Dopo il laghetto ci fermiamo in un'edicola vicino a Piazza di Spagna. Compro a Maria l'album di Frozen, il suo cartone animato preferito, poi recuperiamo la macchina e torniamo a casa. Mi rendo conto che Maria non può vedere l'album né tantomeno le figurine, ma quando andiamo a fare terapia adora attaccarle con l'aiuto di Sveva, una sua amichetta che ha avuto la sfortuna di nascere sorda.
Arriviamo a casa una ventina di minuti dopo. E' tardi e devo andare a lavoro, quindi Maria mette il broncio e cerca di farmi sentire in colpa.
<<Mar, smettila.>> La spingo scherzosamente. <<Devo andare a lavorare per forza, lo sai. Starai con la signora Giovanna.>>
<<Voglio stare con te.>>
<<Domenica staremo insieme tutto il giorno, te lo prometto.>>
<<Sì, certo, ci credo proprio.>> Stringe i pugni e inizia a correre verso il nostro portone.

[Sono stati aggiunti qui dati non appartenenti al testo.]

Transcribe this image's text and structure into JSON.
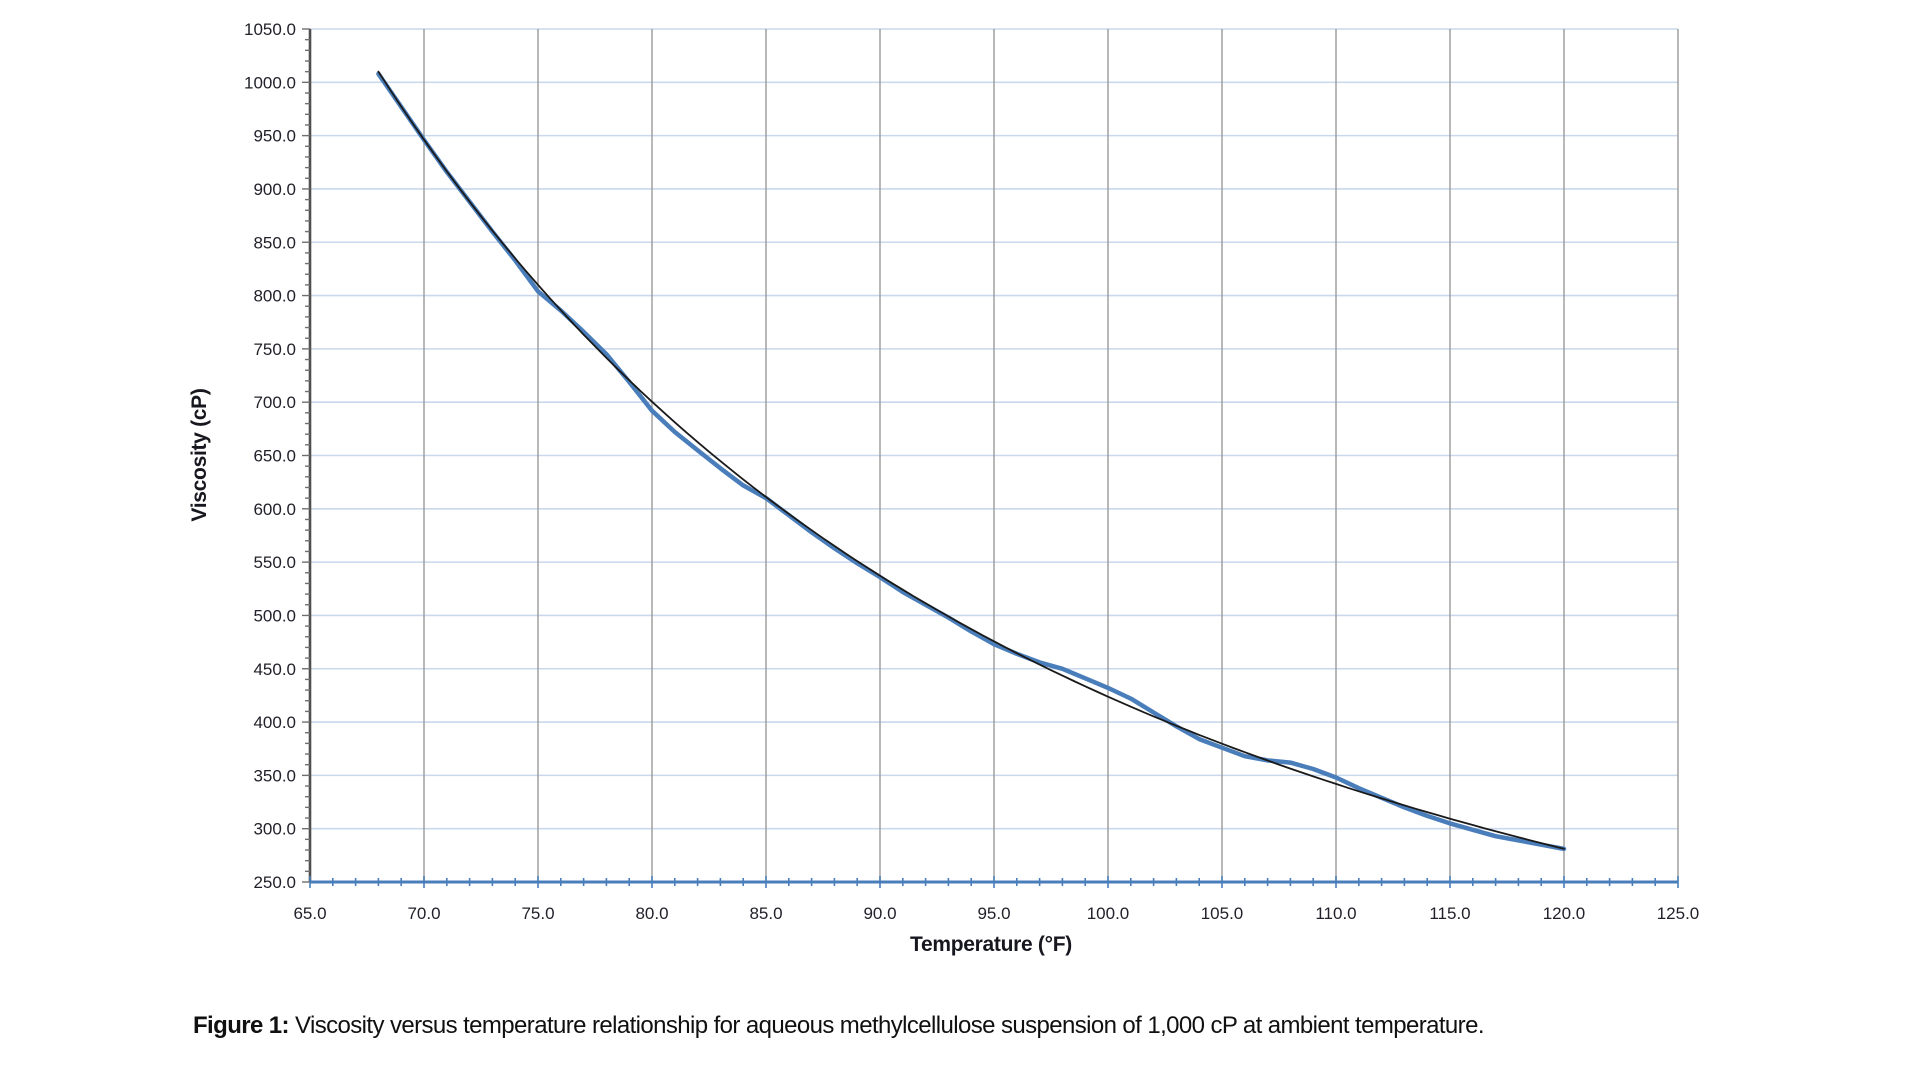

Siamo nel cortile del nostro palazzo, Maria sa distinguere perfettamente quanti passi deve fare per raggiungere il portone, quindi la lascio andare senza preoccupazione.
All'improvviso sbuca fuori una macchina dal parcheggio sotterraneo del palazzo, che procede imperterrita senza accorgersi della presenza di mia sorella a pochi metri di distanza. Procede ad una velocità assurda, non curandosi minimamente di trovarsi in un cortile residenziale, zeppo di bambini che corrono e giocano in ogni momento.
<<Maria!>>, grido, e butto chiavi e borsa a terra per raggiungerla alla svelta e senza ostacoli.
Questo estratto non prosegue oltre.